Is physiotherapy really necessary?
For most people, yes. Progressive loading exercise is at the core of tendon recovery, both for non-surgical treatment and after surgery. Skipping or rushing this stage is a common reason for poor outcomes and recurrence.
Can imaging tell how severe my tennis elbow is?
Ultrasound and MRI can show changes in the tendon, but the appearance does not always match how severe the pain or limitation feels. Some people with marked changes have mild symptoms and the reverse is also true. Imaging is used to confirm the diagnosis and guide treatment, not as the sole measure of severity.
Conclusion
Tennis elbow is a tendon problem of the outer elbow that almost always begins with overuse.

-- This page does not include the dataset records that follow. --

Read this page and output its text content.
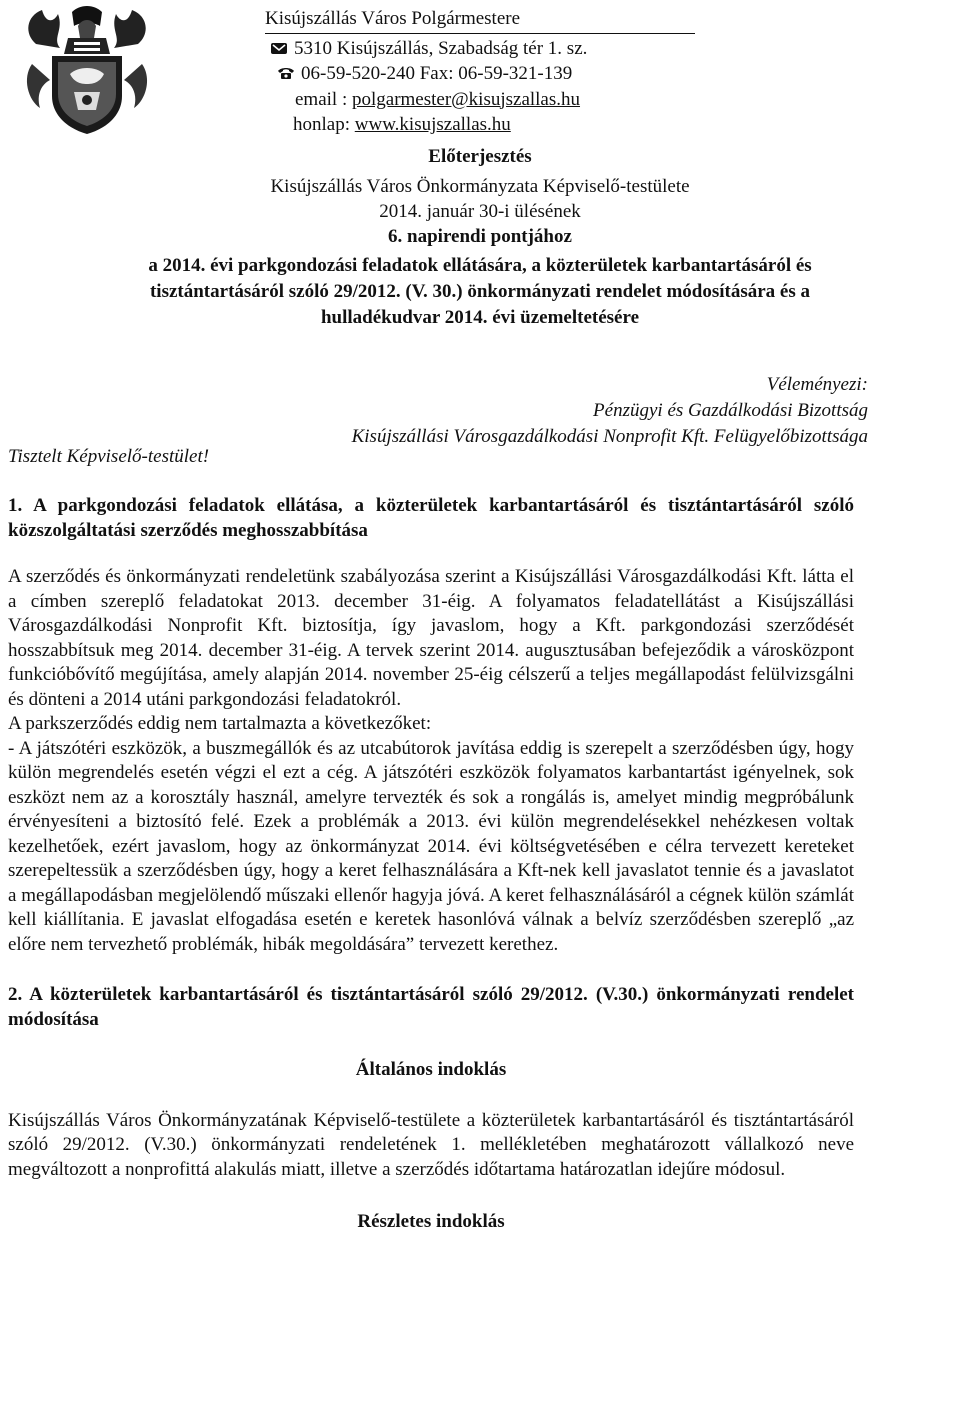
Kisújszállás Város Polgármestere
5310 Kisújszállás, Szabadság tér 1. sz.
06-59-520-240 Fax: 06-59-321-139
email : polgarmester@kisujszallas.hu
honlap: www.kisujszallas.hu
Előterjesztés
Kisújszállás Város Önkormányzata Képviselő-testülete
2014. január 30-i ülésének
6. napirendi pontjához
a 2014. évi parkgondozási feladatok ellátására, a közterületek karbantartásáról és
tisztántartásáról szóló 29/2012. (V. 30.) önkormányzati rendelet módosítására és a
hulladékudvar 2014. évi üzemeltetésére
Véleményezi:
Pénzügyi és Gazdálkodási Bizottság
Kisújszállási Városgazdálkodási Nonprofit Kft. Felügyelőbizottsága
Tisztelt Képviselő-testület!

1. A parkgondozási feladatok ellátása, a közterületek karbantartásáról és tisztántartásáról szóló közszolgáltatási szerződés meghosszabbítása

A szerződés és önkormányzati rendeletünk szabályozása szerint a Kisújszállási Városgazdálkodási Kft. látta el a címben szereplő feladatokat 2013. december 31-éig. A folyamatos feladatellátást a Kisújszállási Városgazdálkodási Nonprofit Kft. biztosítja, így javaslom, hogy a Kft. parkgondozási szerződését hosszabbítsuk meg 2014. december 31-éig. A tervek szerint 2014. augusztusában befejeződik a városközpont funkcióbővítő megújítása, amely alapján 2014. november 25-éig célszerű a teljes megállapodást felülvizsgálni és dönteni a 2014 utáni parkgondozási feladatokról.

A parkszerződés eddig nem tartalmazta a következőket:

- A játszótéri eszközök, a buszmegállók és az utcabútorok javítása eddig is szerepelt a szerződésben úgy, hogy külön megrendelés esetén végzi el ezt a cég. A játszótéri eszközök folyamatos karbantartást igényelnek, sok eszközt nem az a korosztály használ, amelyre tervezték és sok a rongálás is, amelyet mindig megpróbálunk érvényesíteni a biztosító felé. Ezek a problémák a 2013. évi külön megrendelésekkel nehézkesen voltak kezelhetőek, ezért javaslom, hogy az önkormányzat 2014. évi költségvetésében e célra tervezett kereteket szerepeltessük a szerződésben úgy, hogy a keret felhasználására a Kft-nek kell javaslatot tennie és a javaslatot a megállapodásban megjelölendő műszaki ellenőr hagyja jóvá. A keret felhasználásáról a cégnek külön számlát kell kiállítania. E javaslat elfogadása esetén e keretek hasonlóvá válnak a belvíz szerződésben szereplő „az előre nem tervezhető problémák, hibák megoldására” tervezett kerethez.

2. A közterületek karbantartásáról és tisztántartásáról szóló 29/2012. (V.30.) önkormányzati rendelet módosítása

Általános indoklás

Kisújszállás Város Önkormányzatának Képviselő-testülete a közterületek karbantartásáról és tisztántartásáról szóló 29/2012. (V.30.) önkormányzati rendeletének 1. mellékletében meghatározott vállalkozó neve megváltozott a nonprofittá alakulás miatt, illetve a szerződés időtartama határozatlan idejűre módosul.

Részletes indoklás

The most important things to understand are that it is rarely a simple inflammation, that recovery is usually measured in months, and that the great majority of people improve without surgery when they engage with a structured programme of activity modification, physiotherapy, and patient persistence.
When pain persists despite a thorough course of non-surgical care, injections or, less often, surgery are options that orthopaedic surgeons may consider. Each carries its own balance of benefits and risks, and the right path is best decided in conversation with a specialist who knows the details of your case. Whatever the route, returning to the activities and work you value is a realistic goal — and protecting the tendon afterwards, through ongoing strength work and sensible loading, is what keeps the problem from coming back.